Much of what's written is not new, but too seldom heard: the contribution to the general welfare that the Church makes through Catholic health care, the spiritual dimensions of work as an expression of our love of God and participation in the ongoing act of creation, and the possibility of a new workplace paradigm one based on collaboration in service to the common good in place of the us-against-them approach of traditional labor-management relations.
The working family values that the document affirms fair and just wages, healthful working conditions, family-supportive benefits, and respect for workers' freedom to choose a voice at work by organizing unions are set within the contemporary setting of vast changes in health care delivery and financing.
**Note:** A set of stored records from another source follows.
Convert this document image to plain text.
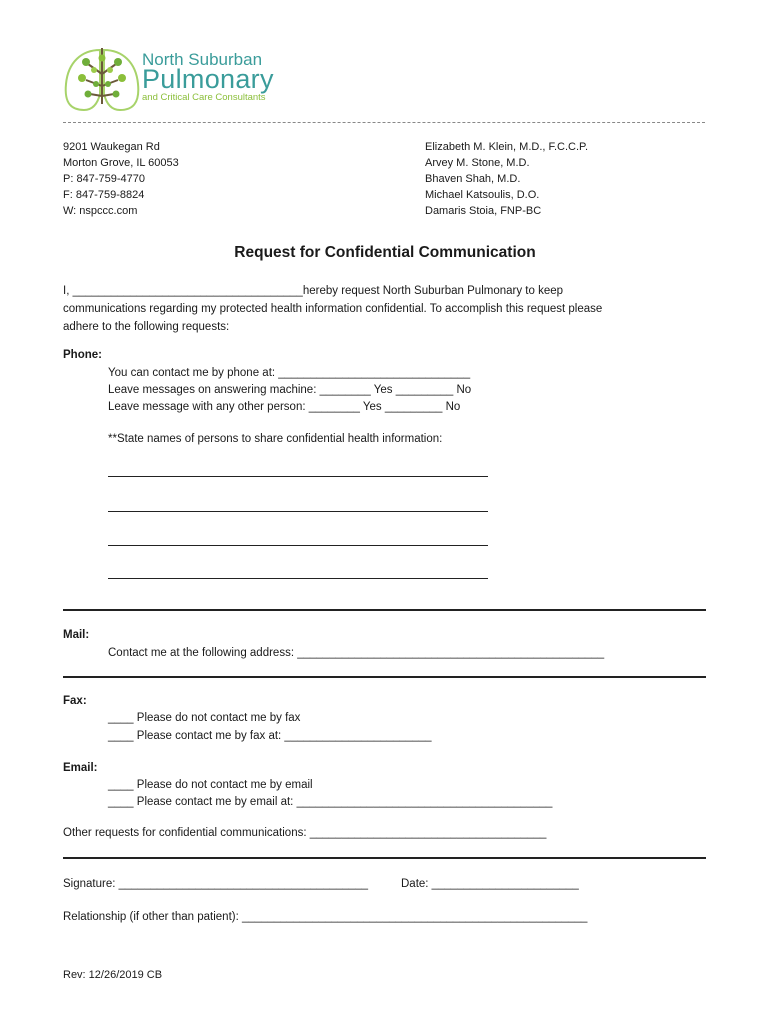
North Suburban
Pulmonary
and Critical Care Consultants
9201 Waukegan Rd
Morton Grove, IL 60053
P: 847-759-4770
F: 847-759-8824
W: nspccc.com
Elizabeth M. Klein, M.D., F.C.C.P.
Arvey M. Stone, M.D.
Bhaven Shah, M.D.
Michael Katsoulis, D.O.
Damaris Stoia, FNP-BC
Request for Confidential Communication
I, ____________________________________hereby request North Suburban Pulmonary to keep
communications regarding my protected health information confidential. To accomplish this request please
adhere to the following requests:
Phone:
You can contact me by phone at: ______________________________
Leave messages on answering machine: ________ Yes _________ No
Leave message with any other person: ________ Yes _________ No
**State names of persons to share confidential health information:
Mail:
Contact me at the following address: ________________________________________________
Fax:
____ Please do not contact me by fax
____ Please contact me by fax at: _______________________
Email:
____ Please do not contact me by email
____ Please contact me by email at: ________________________________________
Other requests for confidential communications: _____________________________________
Signature: _______________________________________	Date: _______________________
Relationship (if other than patient): ______________________________________________________
Rev: 12/26/2019 CB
The richness of these values is only enhanced by the frank recognition of the difficulties of balancing seemingly conflicting values in today's health care environment.
Health care work is hard, frustrating, fulfilling, and enormously important work. The nurses, aides, techs and support staff on the frontlines of health care a workforce of nearly ten million people all told are all too often "invisible" providers of care. And many still toil at substandard wages and without health benefits while health care executives are paid handsomely.
Their increasing attempts to unite and form for themselves a voice at work are regularly met with aggressive, well-financed, and extremely intimidating anti-union campaigns. It is a sad fact that, all too often, little difference exists between Catholic health facilities and their secular counterparts in this regard.
The Catholic Social Teaching tradition of support for "the right of employees to organize and bargain collectively" (The Ethical and Religious Directives for Catholic Health Services) does not equate to a mandate for unions in Catholic health care, or anywhere else. But in reaffirming the tradition, the document being released today challenges people from all quarters in the Church to come to grips with how to respect and protect that right in Catholic health care even when it is disregarded in society as a whole.
The working men and women of the AFL-CIO look forward to continuing the dialogue that led to this document in recognition of the contributions of Catholic health care and the dignity of its workforce.